The medical center says the development of a new testing model “provides a foundation for scientists to better understand and potentially develop new ways to detect and prevent the repetitive sports injuries that can lead to the condition known as chronic traumatic encephalopathy (CTE).” The key to the research is the discovery “that mice with mild, repetitive traumatic brain injury (TBI) develop many of the same behavioral problems, such as difficulty sleeping, memory problems, depression, judgment and risk-taking issues, that have been associated with the issue in humans.”

As the news release goes on to explain, the lack of a reliable animal-based testing model has held back research on repetitive TBI and other sports injuries. If the model stands up to further peer-reviewed research it could, over time, prove to be crucial not only in the diagnosis and treatment of sports injuries but in developing new treatments, equipment and procedures to prevent them. The news release quotes one of the Medical Center’s doctors summarizing the importance of the findings: “While public awareness of the long-term health risk of blows to the head is growing rapidly, our ability to scientifically study the fundamental neurological impact of mild brain injuries has lagged.”
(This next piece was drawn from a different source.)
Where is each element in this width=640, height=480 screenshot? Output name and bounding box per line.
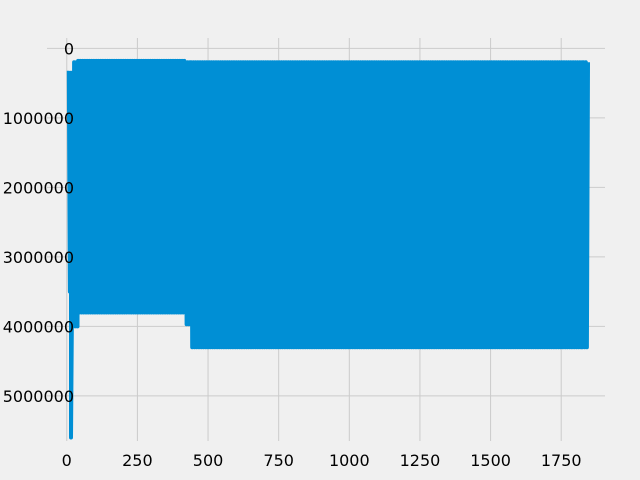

When attention focuses on the question of sports and traumatic brain injuries we usually think of football, hockey or boxing. A new study from Boston University, however, highlights the potential TBI dangers of a sport we do not often think of as violent: soccer.

As outlined by the New York Times earlier this week, the study focuses on “encephalopathy, the degenerative brain disease linked to repeated blows to the head” which, it reports, “has been found posthumously in a 29-year-old former soccer player, the strongest indication yet that the condition is not limited to athletes who played sports known for violent collisions.” Equally intriguingly, the newspaper notes that the soccer player died of ALS, commonly known as Lou Gehrig’s Disease, and offers evidence that the repeated head trauma involved in soccer may have played a role in his development of the disease at the relatively young age of 27.

The man mentioned in the article was a top-level college and semi-pro soccer player. The Times quotes his parents remembering his love of the game, and the pride he took at being good at heading the ball. It quotes a doctor who performed a brain examination after the player’s death saying that he had “extensive frontal lobe damage” of a type more commonly associated with football than soccer. The article cautions that there is no way to establish an irrefutable link between the game and these brain injuries, but the BU study concludes that this, and other data, are cause for both concern and for further study.